An der nächsten kleinen Kreuzung eines dieser "Beddongwesche" (das sind
Betonwege auf gut Pfälzisch) dringt fröhliches Geplauder aus einer kleinen
Gruppe - und: "Mögen Sie auch ein Glas Wein?" Das ist Pfälzer Art,
Fröhlichkeit und Freundlichkeit. Im angeregten Gespräch erfahren wir, dies
sei der "Weinerlebnispfad Nußdorf", eine Anlage, die zum verweilenden
Betrachten einladen soll.
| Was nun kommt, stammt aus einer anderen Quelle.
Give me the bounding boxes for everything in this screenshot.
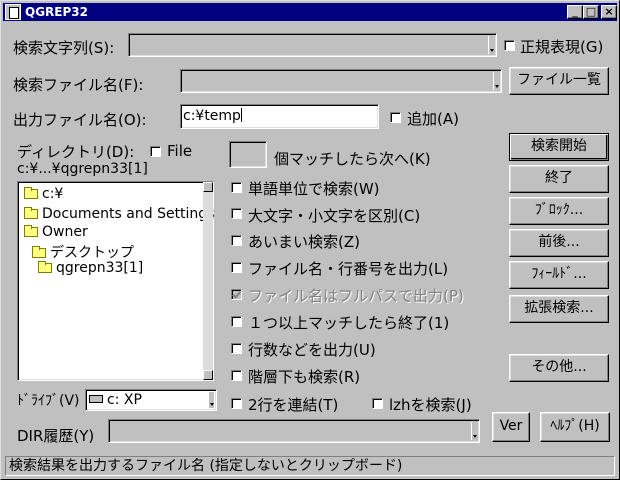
match-count-label: 個マッチしたら次へ(K) xyxy=(274,150,431,168)
folder-open-icon xyxy=(38,261,52,273)
tree-item-documents-and-settings[interactable]: Documents and Settings xyxy=(24,206,214,222)
file-checkbox[interactable] xyxy=(150,146,161,157)
output-value: c:¥temp xyxy=(183,108,241,124)
match-count-input[interactable] xyxy=(229,141,267,168)
close-button[interactable]: × xyxy=(601,5,617,19)
scroll-down-button[interactable] xyxy=(203,370,213,380)
option-label-fuzzy: あいまい検索(Z) xyxy=(248,233,360,251)
output-label: 出力ファイル名(O): xyxy=(13,111,147,129)
text-cursor xyxy=(240,108,242,122)
chevron-down-icon[interactable] xyxy=(488,36,494,54)
scroll-up-button[interactable] xyxy=(203,182,213,192)
file-name-label: 検索ファイル名(F): xyxy=(13,76,144,94)
tree-item-qgrepn33[interactable]: qgrepn33[1] xyxy=(38,260,143,276)
directory-tree[interactable]: c:¥ Documents and Settings Owner デスクトップ … xyxy=(17,181,214,381)
quit-button[interactable]: 終了 xyxy=(509,165,609,193)
field-button[interactable]: ﾌｨｰﾙﾄﾞ... xyxy=(509,261,609,289)
file-list-button[interactable]: ファイル一覧 xyxy=(509,67,609,95)
tree-scrollbar[interactable] xyxy=(203,182,213,380)
tree-item-owner[interactable]: Owner xyxy=(24,224,88,240)
option-label-output-count: 行数などを出力(U) xyxy=(248,341,376,359)
option-checkbox-stop-after-match[interactable] xyxy=(231,316,242,327)
chevron-down-icon[interactable] xyxy=(493,72,499,90)
output-input[interactable]: c:¥temp xyxy=(180,104,379,129)
option-checkbox-recursive[interactable] xyxy=(231,370,242,381)
option-label-filename-line: ファイル名・行番号を出力(L) xyxy=(248,260,449,278)
tree-item-desktop[interactable]: デスクトップ xyxy=(32,242,134,262)
option-label-word: 単語単位で検索(W) xyxy=(248,180,380,198)
maximize-button[interactable]: □ xyxy=(583,5,599,19)
folder-open-icon xyxy=(24,187,38,199)
file-name-combo[interactable] xyxy=(180,69,502,93)
window-title: QGREP32 xyxy=(25,5,88,19)
folder-open-icon xyxy=(24,225,38,237)
drive-select[interactable]: c: XP xyxy=(85,389,217,411)
start-search-button[interactable]: 検索開始 xyxy=(509,133,609,161)
lzh-checkbox[interactable] xyxy=(372,398,383,409)
minimize-button[interactable]: _ xyxy=(567,5,583,19)
app-icon xyxy=(5,4,21,20)
option-label-case: 大文字・小文字を区別(C) xyxy=(248,207,421,225)
before-after-button[interactable]: 前後... xyxy=(509,229,609,257)
option-checkbox-fullpath[interactable] xyxy=(231,289,242,300)
qgrep-window: QGREP32 _ □ × 検索文字列(S): 正規表現(G) 検索ファイル名(… xyxy=(0,0,620,480)
search-label: 検索文字列(S): xyxy=(13,39,115,57)
lzh-label: lzhを検索(J) xyxy=(389,396,472,414)
chevron-down-icon[interactable] xyxy=(471,422,477,440)
file-checkbox-label: File xyxy=(167,142,193,160)
option-label-recursive: 階層下も検索(R) xyxy=(248,368,361,386)
folder-open-icon xyxy=(24,207,38,219)
ver-button[interactable]: Ver xyxy=(492,412,530,442)
option-checkbox-word[interactable] xyxy=(231,182,242,193)
block-button[interactable]: ﾌﾞﾛｯｸ... xyxy=(509,197,609,225)
append-label: 追加(A) xyxy=(407,110,459,128)
option-label-fullpath: ファイル名はフルパスで出力(P) xyxy=(248,287,464,305)
other-button[interactable]: その他... xyxy=(509,354,609,382)
help-button[interactable]: ﾍﾙﾌﾟ(H) xyxy=(540,412,610,442)
append-checkbox[interactable] xyxy=(390,112,401,123)
directory-label: ディレクトリ(D): xyxy=(17,143,135,161)
regex-checkbox[interactable] xyxy=(504,40,515,51)
search-combo[interactable] xyxy=(128,33,497,57)
option-checkbox-output-count[interactable] xyxy=(231,343,242,354)
option-checkbox-case[interactable] xyxy=(231,208,242,219)
option-checkbox-fuzzy[interactable] xyxy=(231,235,242,246)
option-label-stop-after-match: １つ以上マッチしたら終了(1) xyxy=(248,314,450,332)
directory-path: c:¥...¥qgrepn33[1] xyxy=(17,161,148,177)
extended-search-button[interactable]: 拡張検索... xyxy=(509,295,609,323)
status-bar: 検索結果を出力するファイル名 (指定しないとクリップボード) xyxy=(5,456,615,476)
tree-item-c[interactable]: c:¥ xyxy=(24,186,63,202)
dir-history-label: DIR履歴(Y) xyxy=(17,427,95,445)
drive-icon xyxy=(89,395,103,403)
option-label-join-lines: 2行を連結(T) xyxy=(248,396,339,414)
chevron-down-icon[interactable] xyxy=(208,392,214,408)
drive-label: ﾄﾞﾗｲﾌﾞ(V) xyxy=(17,393,80,409)
folder-open-icon xyxy=(32,246,46,258)
option-checkbox-filename-line[interactable] xyxy=(231,262,242,273)
dir-history-combo[interactable] xyxy=(108,419,480,443)
regex-label: 正規表現(G) xyxy=(520,38,604,56)
option-checkbox-join-lines[interactable] xyxy=(231,398,242,409)
drive-value: c: XP xyxy=(107,392,142,408)
title-bar: QGREP32 _ □ × xyxy=(3,3,617,21)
Aus der Vereinigung "Qualitätsweinbau" - allein
in Nußdorf gehören 36 Winzer dazu - haben sich 16 Betriebe in einem
Förderverein zusammengeschlossen, um einen Weinerlebnispfad aus eigenen,
nicht kommunalen oder staatlichen Mitteln, bisher mit ca. 200.000 Euro, zu
finanzieren.
Etwas Neues sollte diese Wingertwege schmücken, zum Besuch motivieren.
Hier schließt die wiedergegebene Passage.